Pelas Ruas (outro)

Na solidão inencontrável da noite, alguém (um pândego, sem dúvida) desceu a rua num ritmo cadenciado que lembrava o tic-tac do seu relógio de criado-mudo assinalando, eternidade afora, o terrível tédio da sua rotina. A lua se refletiu no asfalto espectralmente, emprestando a tudo uma luz feérica que se manifestou de forma surreal, tipo um balé russo ou uma ópera de Verdi. Pequenos e inofensivos morcegos pularam de árvore em árvore, em seu vôo dinâmico. Nos prédios o selo do cotidiano imprimiu-se nas famílias envoltas com boletos, faturas, filhos, pipocas, namorados, novelas, etc. Um teatro estrambótico.
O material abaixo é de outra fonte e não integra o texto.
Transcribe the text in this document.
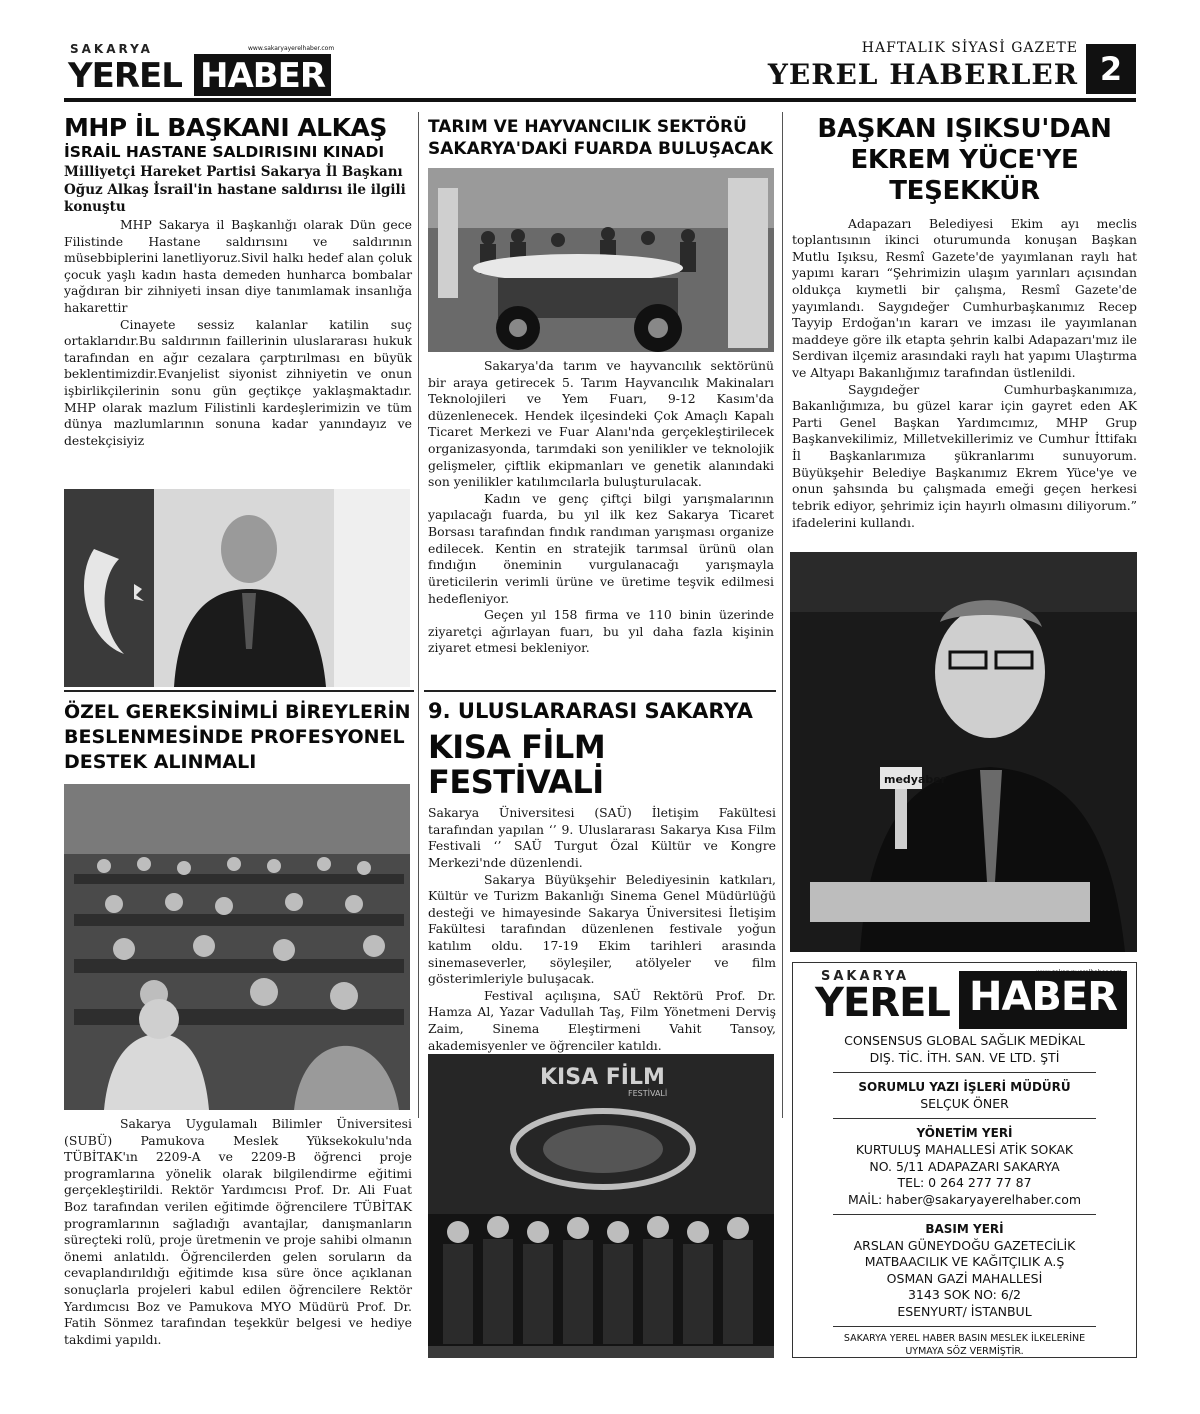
SAKARYA	www.sakaryayerelhaber.com
YEREL HABER
HAFTALIK SİYASİ GAZETE
YEREL HABERLER 2
MHP İL BAŞKANI ALKAŞ
İSRAİL HASTANE SALDIRISINI KINADI
Milliyetçi Hareket Partisi Sakarya İl Başkanı Oğuz Alkaş İsrail'in hastane saldırısı ile ilgili konuştu

MHP Sakarya il Başkanlığı olarak Dün gece Filistindе Hastane saldırısını ve saldırının müsebbiplerini lanetliyoruz.Sivil halkı hedef alan çoluk çocuk yaşlı kadın hasta demeden hunharca bombalar yağdıran bir zihniyeti insan diye tanımlamak insanlığa hakarettir

Cinayete sessiz kalanlar katilin suç ortaklarıdır.Bu saldırının faillerinin uluslararası hukuk tarafından en ağır cezalara çarptırılması en büyük beklentimizdir.Evanjelist siyonist zihniyetin ve onun işbirlikçilerinin sonu gün geçtikçe yaklaşmaktadır. MHP olarak mazlum Filistinli kardeşlerimizin ve tüm dünya mazlumlarının sonuna kadar yanındayız ve destekçisiyiz

TARIM VE HAYVANCILIK SEKTÖRÜ SAKARYA'DAKİ FUARDA BULUŞACAK

Sakarya'da tarım ve hayvancılık sektörünü bir araya getirecek 5. Tarım Hayvancılık Makinaları Teknolojileri ve Yem Fuarı, 9-12 Kasım'da düzenlenecek. Hendek ilçesindeki Çok Amaçlı Kapalı Ticaret Merkezi ve Fuar Alanı'nda gerçekleştirilecek organizasyonda, tarımdaki son yenilikler ve teknolojik gelişmeler, çiftlik ekipmanları ve genetik alanındaki son yenilikler katılımcılarla buluşturulacak.

Kadın ve genç çiftçi bilgi yarışmalarının yapılacağı fuarda, bu yıl ilk kez Sakarya Ticaret Borsası tarafından fındık randıman yarışması organize edilecek. Kentin en stratejik tarımsal ürünü olan fındığın öneminin vurgulanacağı yarışmayla üreticilerin verimli ürüne ve üretime teşvik edilmesi hedefleniyor.

Geçen yıl 158 firma ve 110 binin üzerinde ziyaretçi ağırlayan fuarı, bu yıl daha fazla kişinin ziyaret etmesi bekleniyor.

BAŞKAN IŞIKSU'DAN EKREM YÜCE'YE TEŞEKKÜR

Adapazarı Belediyesi Ekim ayı meclis toplantısının ikinci oturumunda konuşan Başkan Mutlu Işıksu, Resmî Gazete'de yayımlanan raylı hat yapımı kararı “Şehrimizin ulaşım yarınları açısından oldukça kıymetli bir çalışma, Resmî Gazete'de yayımlandı. Saygıdeğer Cumhurbaşkanımız Recep Tayyip Erdoğan'ın kararı ve imzası ile yayımlanan maddeye göre ilk etapta şehrin kalbi Adapazarı'mız ile Serdivan ilçemiz arasındaki raylı hat yapımı Ulaştırma ve Altyapı Bakanlığımız tarafından üstlenildi.

Saygıdeğer Cumhurbaşkanımıza, Bakanlığımıza, bu güzel karar için gayret eden AK Parti Genel Başkan Yardımcımız, MHP Grup Başkanvekilimiz, Milletvekillerimiz ve Cumhur İttifakı İl Başkanlarımıza şükranlarımı sunuyorum. Büyükşehir Belediye Başkanımız Ekrem Yüce'ye ve onun şahsında bu çalışmada emeği geçen herkesi tebrik ediyor, şehrimiz için hayırlı olmasını diliyorum.” ifadelerini kullandı.

medyaber
SAKARYA
YEREL HABER
CONSENSUS GLOBAL SAĞLIK MEDİKAL
DIŞ. TİC. İTH. SAN. VE LTD. ŞTİ
SORUMLU YAZI İŞLERİ MÜDÜRÜ
SELÇUK ÖNER
YÖNETİM YERİ
KURTULUŞ MAHALLESİ ATİK SOKAK
NO. 5/11 ADAPAZARI SAKARYA
TEL: 0 264 277 77 87
MAİL: haber@sakaryayerelhaber.com
BASIM YERİ
ARSLAN GÜNEYDOĞU GAZETECİLİK
MATBAACILIK VE KAĞITÇILIK A.Ş
OSMAN GAZİ MAHALLESİ
3143 SOK NO: 6/2
ESENYURT/ İSTANBUL
SAKARYA YEREL HABER BASIN MESLEK İLKELERİNE
UYMAYA SÖZ VERMİŞTİR.
ÖZEL GEREKSİNİMLİ BİREYLERİN BESLENMESİNDE PROFESYONEL DESTEK ALINMALI

Sakarya Uygulamalı Bilimler Üniversitesi (SUBÜ) Pamukova Meslek Yüksekokulu'nda TÜBİTAK'ın 2209-A ve 2209-B öğrenci proje programlarına yönelik olarak bilgilendirme eğitimi gerçekleştirildi. Rektör Yardımcısı Prof. Dr. Ali Fuat Boz tarafından verilen eğitimde öğrencilere TÜBİTAK programlarının sağladığı avantajlar, danışmanların süreçteki rolü, proje üretmenin ve proje sahibi olmanın önemi anlatıldı. Öğrencilerden gelen soruların da cevaplandırıldığı eğitimde kısa süre önce açıklanan sonuçlarla projeleri kabul edilen öğrencilere Rektör Yardımcısı Boz ve Pamukova MYO Müdürü Prof. Dr. Fatih Sönmez tarafından teşekkür belgesi ve hediye takdimi yapıldı.

9. ULUSLARARASI SAKARYA
KISA FİLM FESTİVALİ

Sakarya Üniversitesi (SAÜ) İletişim Fakültesi tarafından yapılan ‘’ 9. Uluslararası Sakarya Kısa Film Festivali ‘’ SAÜ Turgut Özal Kültür ve Kongre Merkezi'nde düzenlendi.

Sakarya Büyükşehir Belediyesinin katkıları, Kültür ve Turizm Bakanlığı Sinema Genel Müdürlüğü desteği ve himayesinde Sakarya Üniversitesi İletişim Fakültesi tarafından düzenlenen festivale yoğun katılım oldu. 17-19 Ekim tarihleri arasında sinemaseverler, söyleşiler, atölyeler ve film gösterimleriyle buluşacak.

Festival açılışına, SAÜ Rektörü Prof. Dr. Hamza Al, Yazar Vadullah Taş, Film Yönetmeni Derviş Zaim, Sinema Eleştirmeni Vahit Tansoy, akademisyenler ve öğrenciler katıldı.

KISA FİLM
FESTİVALİ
Voltando agora os holofotes para o nosso anônimo que desceu a rua, eis que ele, subitamente possuído por algum báquico transe, encenou seu próprio espetáculo público, declamou monólogos de densa solidão e filosofia, riu-se das aporias do mundo, modulou seu tom para uma comédia cada vez mais acentuada, e, nessa toada, e já que a lua predispunha a cidade com aquela diversidade de fenômenos, ele, após também manifestar diversos gêneros, ancorou-se numa comédia, uma comédia cada vez mais louca que então se sobressaiu a tudo, e riu-se muito, foi se abrindo num riso histérico, sua risada ecoou pela noite, para dentro das casas, dos bares, dos apartamentos, das farmácias, provocando uma onda endêmica de gargalhadas gerais. Ele continuou descendo a rua, e riu, riu, e todos riram por onde ele passou, porque todos entenderam o perfeito Absurdo, e até Deus riu-se também uma risada divinamente sarcástica, e o sujeito dobrou a rua, que, sob os aplausos das pedras, fechou as cortinas daquela comédia urbana que, cá pra nós, não tinha graça nenhuma.